The Islamic Courts were close to taking on the warlords when 9/11 put their campaign on hold. After the fall of the Taliban in Afghanistan, the Islamists laid low, for fear of being the next target in the war on terror. Rumors began circulating that the warlords had won backing from the U.S.

In the past few months, as the fighting between the Islamists and warlords has grown, Islamic leaders, members of Somalia's transitional government and Somalia watchers such as the International Crisis Group's John Prendergast have claimed that the U.S. is paying the warlords. The U.S. has not confirmed or denied the reports. (See the May 17 Washington Post story on U.S. ties to the warlords.)

In his letter, Sheikh Sherif argues that the warlords have duped the U.S. government for its own gain. "The present conflict has been fueled by the wrong information given to the U.S. Government by these warlords," he writes. "Their expertise is to terrorize people and they were able to use it and terrorize the American government by misinforming them about the presence of terrorists in Somalia."

Despite U.S. concerns, there are real differences between Somalia and Afghanistan under the Taliban. While Somalis are Muslim, many are secular in outlook and would fight against the strict imposition of shari'a law. The coalition of groups who forced the warlords out of Mogadishu is also far from homogenous — and may fall apart now that the common enemy is banished. Privately some U.S. State Department officials focused on Somalia have questioned whether there is any link between Mogadishu's Islamic leaders and Al Qaeda.

Still, the parallels to the Taliban are obvious. Both groups swept to power under the banner of religion. Both promised to end the anarchy and bloodshed of the regimes they ousted. And both argue that Islam is the answer to their societies' problems. At a rally of hundreds of people in Mogadishu Tuesday, Sheikh Sherif said that the Islamic struggle in Somalia would continue "until we get the Islamic state."

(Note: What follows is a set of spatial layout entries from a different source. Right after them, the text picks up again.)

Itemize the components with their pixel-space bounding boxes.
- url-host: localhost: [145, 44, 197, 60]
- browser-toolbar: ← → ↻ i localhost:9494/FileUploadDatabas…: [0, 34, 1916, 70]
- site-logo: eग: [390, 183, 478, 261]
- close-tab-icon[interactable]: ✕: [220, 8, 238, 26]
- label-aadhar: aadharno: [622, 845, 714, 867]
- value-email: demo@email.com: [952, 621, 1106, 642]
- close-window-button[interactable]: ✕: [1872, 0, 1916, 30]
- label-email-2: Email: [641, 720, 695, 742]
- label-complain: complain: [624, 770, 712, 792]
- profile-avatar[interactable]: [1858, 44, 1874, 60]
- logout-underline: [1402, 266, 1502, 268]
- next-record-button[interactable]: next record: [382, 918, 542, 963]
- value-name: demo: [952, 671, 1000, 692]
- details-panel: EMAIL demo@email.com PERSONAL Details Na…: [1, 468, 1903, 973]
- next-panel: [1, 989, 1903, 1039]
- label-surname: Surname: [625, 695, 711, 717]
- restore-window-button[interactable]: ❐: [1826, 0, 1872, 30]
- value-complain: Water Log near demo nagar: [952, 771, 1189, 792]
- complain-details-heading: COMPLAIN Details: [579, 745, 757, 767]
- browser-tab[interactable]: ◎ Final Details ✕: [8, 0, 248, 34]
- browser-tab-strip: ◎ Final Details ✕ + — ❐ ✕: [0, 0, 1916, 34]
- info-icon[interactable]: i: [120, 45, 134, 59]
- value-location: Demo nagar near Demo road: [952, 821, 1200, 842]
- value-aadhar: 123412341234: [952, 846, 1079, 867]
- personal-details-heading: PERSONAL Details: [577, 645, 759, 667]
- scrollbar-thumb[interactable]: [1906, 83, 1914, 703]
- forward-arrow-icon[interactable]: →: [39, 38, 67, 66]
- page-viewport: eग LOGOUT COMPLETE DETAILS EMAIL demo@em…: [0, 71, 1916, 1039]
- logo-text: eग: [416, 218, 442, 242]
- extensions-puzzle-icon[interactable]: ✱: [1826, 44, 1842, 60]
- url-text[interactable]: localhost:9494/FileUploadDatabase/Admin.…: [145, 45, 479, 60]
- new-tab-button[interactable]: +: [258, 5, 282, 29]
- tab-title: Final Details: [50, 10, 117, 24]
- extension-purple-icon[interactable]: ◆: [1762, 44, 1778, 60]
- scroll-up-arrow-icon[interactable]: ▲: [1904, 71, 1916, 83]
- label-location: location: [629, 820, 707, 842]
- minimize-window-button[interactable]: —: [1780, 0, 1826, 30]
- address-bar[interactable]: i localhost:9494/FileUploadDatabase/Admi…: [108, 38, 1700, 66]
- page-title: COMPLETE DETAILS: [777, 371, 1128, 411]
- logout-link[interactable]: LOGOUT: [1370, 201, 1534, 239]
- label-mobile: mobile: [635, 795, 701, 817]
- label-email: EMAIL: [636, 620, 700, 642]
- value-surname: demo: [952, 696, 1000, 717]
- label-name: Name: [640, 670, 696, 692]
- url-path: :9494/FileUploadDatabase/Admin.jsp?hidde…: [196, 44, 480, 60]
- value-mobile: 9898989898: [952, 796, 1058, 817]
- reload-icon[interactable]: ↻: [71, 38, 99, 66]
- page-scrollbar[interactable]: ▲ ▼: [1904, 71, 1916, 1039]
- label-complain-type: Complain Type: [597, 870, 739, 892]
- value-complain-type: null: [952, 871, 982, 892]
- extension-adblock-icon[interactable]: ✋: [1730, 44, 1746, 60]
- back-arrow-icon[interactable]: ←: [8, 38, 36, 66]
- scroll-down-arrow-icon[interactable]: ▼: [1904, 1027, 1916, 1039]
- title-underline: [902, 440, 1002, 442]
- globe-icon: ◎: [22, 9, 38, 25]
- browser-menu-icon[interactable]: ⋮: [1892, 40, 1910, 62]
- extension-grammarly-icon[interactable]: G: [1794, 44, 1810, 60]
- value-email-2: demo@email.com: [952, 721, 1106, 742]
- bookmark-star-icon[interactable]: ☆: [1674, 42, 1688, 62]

So it is possible that Somalia's Islamic leaders may try to impose a hardline-style Islam on Mogadishu. Because the city has been off limits to most reporters and diplomats, it is difficult to tell what plans Mogadishu's new mayors have for the capital or the country beyond. In the letter Sheikh Sherif dismisses concerns that they "intend to establish an anti-U.S. and Western government in Somalia. This is not true. Such an agenda is against our objectives and goals since this would contradict our wish for there to be a peaceful Somalia."